多波さんはシャツを脱いで、ベッドに仰向けになった。真っ白なシーツの上に、美しい男体が横たわっている。分厚い胸板、綺麗に割れた腹筋、弓のような足、男性を象徴したような肉体だ。眩い光景に、鼓動が高鳴る。

早速、胸板の突起を、指でつついてみる。

「・・・うっ」

多波さんの喘ぎ声。太く、響く、喉から絞り出すような声。その声に誘われるように、胸板の突起を繰り返しこねた。

ツン

突起が立ち上がる。赤く熟れた実ように。

「ふぁわ・・・!」

男の人でも反応するんだ!わぁ・・・どんどん固くなってる。ふふふっ・・・コッチしかいじってないのに、コッチも固くなった。面白いなぁ・・・

固くなった突起を、そっと指で弾く。艶やかで弾力のある実は、弾いたとたん起き上がる。なんだか起き上がり小法師みたい。

「多波さんって、ココ触られるの好きだったり・・・多波さん?」

「ふッ・・・グっ・・・」

多波さんは、荒々しい息を吐きながら、唇を噛み、体を震わせていた。細くなった目が、潤んでいる。必死で、切ない表情。私が突起に触れるたびに、彼のつま先がシーツを小刻みにかく。美しくベッドメイクされたシーツが、どんどん乱れていく。

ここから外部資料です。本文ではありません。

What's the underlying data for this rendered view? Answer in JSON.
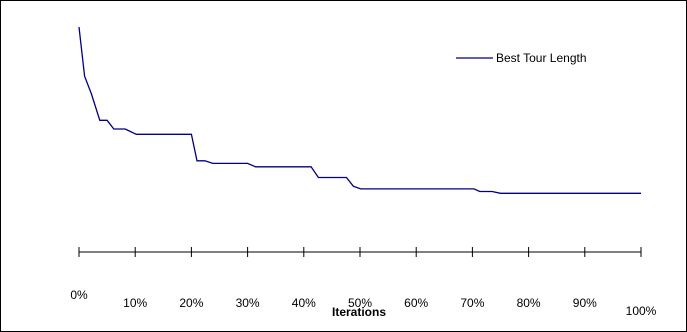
{
  "chart_data": {
    "type": "line",
    "title": "",
    "xlabel": "Iterations",
    "ylabel": "",
    "x_unit": "%",
    "xlim": [
      0,
      100
    ],
    "grid": false,
    "legend_position": "top-right",
    "series": [
      {
        "name": "Best Tour Length",
        "color": "#000080",
        "points": [
          [
            0,
            0.0
          ],
          [
            1,
            0.259
          ],
          [
            2.2,
            0.352
          ],
          [
            3.7,
            0.491
          ],
          [
            5,
            0.491
          ],
          [
            6.2,
            0.537
          ],
          [
            8.2,
            0.537
          ],
          [
            10.2,
            0.565
          ],
          [
            15,
            0.565
          ],
          [
            20,
            0.565
          ],
          [
            21,
            0.704
          ],
          [
            22.4,
            0.704
          ],
          [
            23.8,
            0.718
          ],
          [
            26,
            0.718
          ],
          [
            30,
            0.718
          ],
          [
            31.4,
            0.736
          ],
          [
            37,
            0.736
          ],
          [
            41.3,
            0.736
          ],
          [
            42.6,
            0.792
          ],
          [
            47.6,
            0.792
          ],
          [
            48.8,
            0.838
          ],
          [
            50.1,
            0.852
          ],
          [
            60,
            0.852
          ],
          [
            70.3,
            0.852
          ],
          [
            71.3,
            0.866
          ],
          [
            73.5,
            0.866
          ],
          [
            75,
            0.875
          ],
          [
            85,
            0.875
          ],
          [
            100,
            0.875
          ]
        ]
      }
    ],
    "x_ticks": [
      "0%",
      "10%",
      "20%",
      "30%",
      "40%",
      "50%",
      "60%",
      "70%",
      "80%",
      "90%",
      "100%"
    ]
  }
}
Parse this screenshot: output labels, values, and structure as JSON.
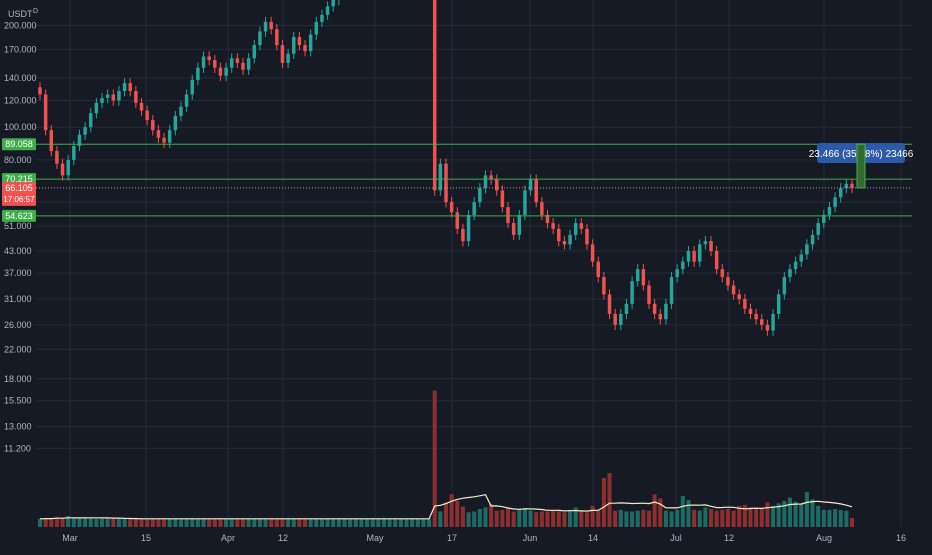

官能的な彼の表情が、私の体を突き動かす。胸の突起から手を離し、腹筋の溝に指を這わせた。

スルスルスル・・・

「うぁ!むぐっ・・・」

今度は、掌で首筋を一直線になぞる。

ヒュー・・・ッ

「うぐっ・・・ふッ・・・ッハ」

多波さんの視線は、空中を彷徨っている。目の焦点が合っていない。

適当に触っただけなのに、こんなになるなんて・・・

不思議に思っていると、多波さんは男性的な艶っぽい声で囁いた。

「全部・・・いい」

えぇ!?

衝撃の発言が飛び出す。

「望が触るから・・・」

「・・・え」

「愛を感じる」

えー・・・

点になる、私の目。

・・・ごめん。愛というより、好奇心でやってた。

なんだか多波さんに申し訳なくなって、この後、いつも通りのエッチをした。